Storage installer runs for node N3
Storage installer queries the rhq_storage_node table for up to date seeds list
Storage installer sets the seeds property in cassandra.yaml
The value consists of the addresses for N1, N2, and N3
N3 is started
Agent installer runs
Agent is started
Agent sends discovery report to server that includes N3
Upon import the server does the following
Adds a row in the rhq_storage_node table for N3
Schedule an operation with the agent for N1 and N2 to update their seeds list so that it includes N3
The only distinction between this and scenario 3 is that here in step 8b we update multiple nodes. Even though N1 and N2 initially do not have N3 in their seeds list, N3 still still be able join the cluster since it does have an up to date list at start up.
The user is going through an initial install of RHQ and decides up front to deploy multiple storage nodes.

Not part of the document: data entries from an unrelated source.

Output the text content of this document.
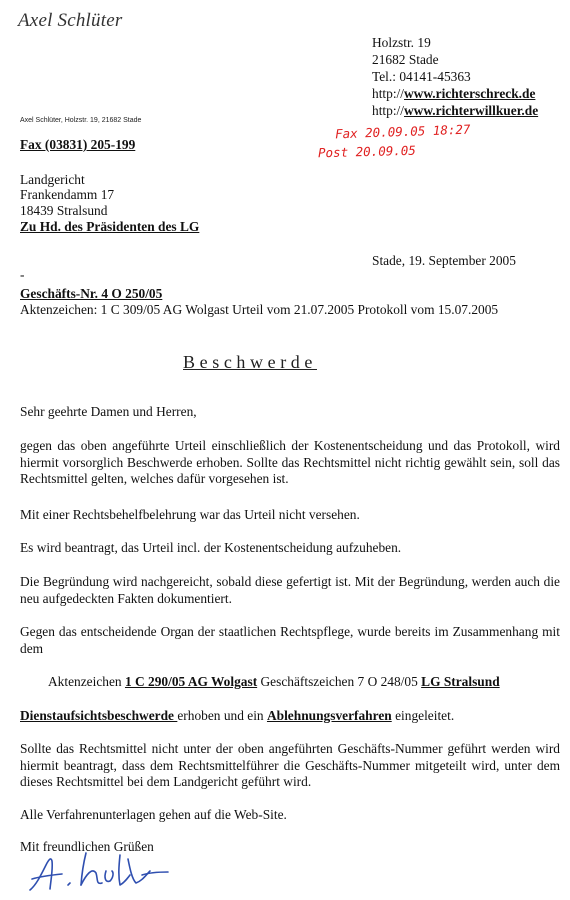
Axel Schlüter
Holzstr. 19
21682 Stade
Tel.: 04141-45363
http://www.richterschreck.de
http://www.richterwillkuer.de
Axel Schlüter, Holzstr. 19, 21682 Stade
Fax 20.09.05 18:27
Post 20.09.05
Fax (03831) 205-199
Landgericht
Frankendamm 17
18439 Stralsund
Zu Hd. des Präsidenten des LG
Stade, 19. September 2005
-
Geschäfts-Nr. 4 O 250/05
Aktenzeichen: 1 C 309/05 AG Wolgast Urteil vom 21.07.2005 Protokoll vom 15.07.2005
Beschwerde
Sehr geehrte Damen und Herren,
gegen das oben angeführte Urteil einschließlich der Kostenentscheidung und das Protokoll, wird hiermit vorsorglich Beschwerde erhoben. Sollte das Rechtsmittel nicht richtig gewählt sein, soll das Rechtsmittel gelten, welches dafür vorgesehen ist.
Mit einer Rechtsbehelfbelehrung war das Urteil nicht versehen.
Es wird beantragt, das Urteil incl. der Kostenentscheidung aufzuheben.
Die Begründung wird nachgereicht, sobald diese gefertigt ist. Mit der Begründung, werden auch die neu aufgedeckten Fakten dokumentiert.
Gegen das entscheidende Organ der staatlichen Rechtspflege, wurde bereits im Zusammenhang mit dem
Aktenzeichen 1 C 290/05 AG Wolgast Geschäftszeichen 7 O 248/05 LG Stralsund
Dienstaufsichtsbeschwerde erhoben und ein Ablehnungsverfahren eingeleitet.
Sollte das Rechtsmittel nicht unter der oben angeführten Geschäfts-Nummer geführt werden wird hiermit beantragt, dass dem Rechtsmittelführer die Geschäfts-Nummer mitgeteilt wird, unter dem dieses Rechtsmittel bei dem Landgericht geführt wird.
Alle Verfahrenunterlagen gehen auf die Web-Site.
Mit freundlichen Grüßen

Storage installer runs for node N1
Specify seeds list as N1, N2, N3
Agent installer runs
Storage installer runs for node N2
Specify seeds list as N1, N2, N3
Agent installer runs
Storage installer runs for node N3
Specify seeds list as N1, N2, N3
Agent installer runs
Server installer runs (on separate machine from storage nodes
Prior to running the installer, the user manually sets the rhq.cassandra.seeds property in rhq-server.properties
Server installer applies schema to storage node cluster
Server is started
Agents sends inventory reports to server that include N1, N2, and N3
Upon import, server adds rows in rhq_storage_node table for N1, N2, and N3
Unlike prior scenarios where nodes are added incrementally, the storage nodes are installed up front. The user specifies the seeds list for each node during the install. The user has to do this since the RHQ server is not yet installed. Since the user knows in advance of the deployment that he will deploy multiple storage nodes, it is better to install the nodes up front because it reduces the maintenance operations involved. See Adding Storage Nodes for details on the tasks involved when new nodes are added to the cluster.